Certain federal judges in the Eastern District in Central Islip require the Rule 56.1 statement and counter-statement to be submitted before the motion for summary judgment is actually made, with a letter notifying the court that the party wishes to move for summary judgment and requesting a pre-motion conference. See, e.g., Individual Rules of Judge Arthur D. Spatt, Rule IV(C)(i); Judge Joanna Seybert, Rule III(E)(1); & Magistrate Judge Arlene R. Lindsay, Rule 2(E). This practice is helpful to both counsel and the court because any problems with the Rule 56.1 statements can be addressed before the motion is made.
The Commercial Division of the New York Supreme Court in Nassau County has had a rule similar to federal Rule 56.1 since Jan. 1, 2003. Rule 19-a of the Nassau County Commercial Division Rules similarly requires the movant on a summary judgment motion to file a statement of material facts as to which it is claimed no triable issue exists. Rule 19-a also provides that failure to submit such a statement may constitute grounds for denial of the motion and that the non-moving party’s failure to controvert the facts will result in an admission of those facts for the purposes of the motion.

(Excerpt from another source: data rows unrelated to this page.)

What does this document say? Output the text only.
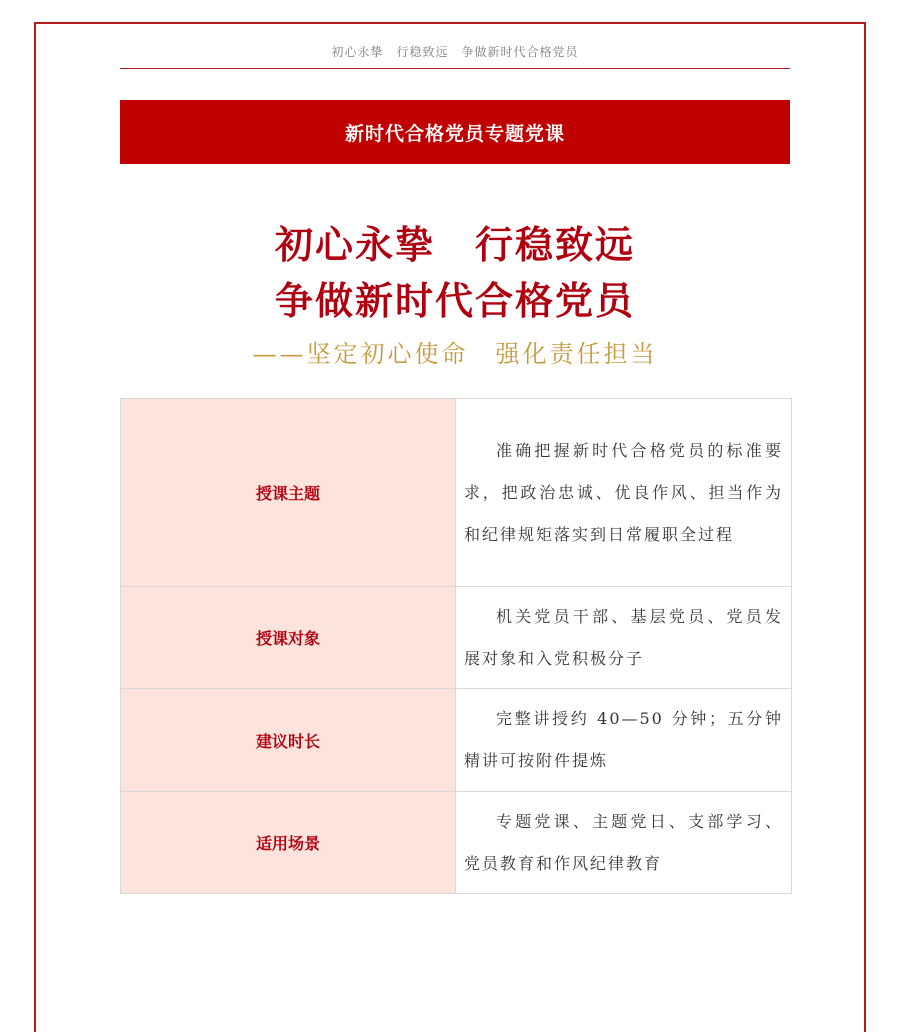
初心永挚　行稳致远　争做新时代合格党员
新时代合格党员专题党课
初心永挚　行稳致远
争做新时代合格党员
——坚定初心使命　强化责任担当
授课主题	准确把握新时代合格党员的标准要求，把政治忠诚、优良作风、担当作为和纪律规矩落实到日常履职全过程
授课对象	机关党员干部、基层党员、党员发展对象和入党积极分子
建议时长	完整讲授约 40—50 分钟；五分钟精讲可按附件提炼
适用场景	专题党课、主题党日、支部学习、党员教育和作风纪律教育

Whether or not the Commercial Division decides to follow the federal court’s lead and amend its rule accordingly, the court’s interpretation of the existing rule has made it clear that it will not hesitate to apply the rule strictly. For example, in strict accordance with Rule 19-a, Justice Leonard B. Austin has, indeed, accepted ‘all statements of fact set forth in [a party’s] 19-a Statement to be true’ where the non-movant failed to respond to that statement on a motion for summary judgment. See Feinsod v. Stiefel Laboratories, Inc., 1 Misc.3d 909 (Sup. Ct., Nassau Co. 2004); Weitz v. Weitz, NYLJ, Sept. 16, 2003, p.23.
Thus, whether litigating in the federal courts or in the Commercial Division of the Nassau Supreme Court, counsel are well-advised to submit an appropriate statement as to whether alleged material facts are in dispute when moving or opposing a motion for summary judgment. This is especially true now that the federal courts have made the applicable rule even more explicit.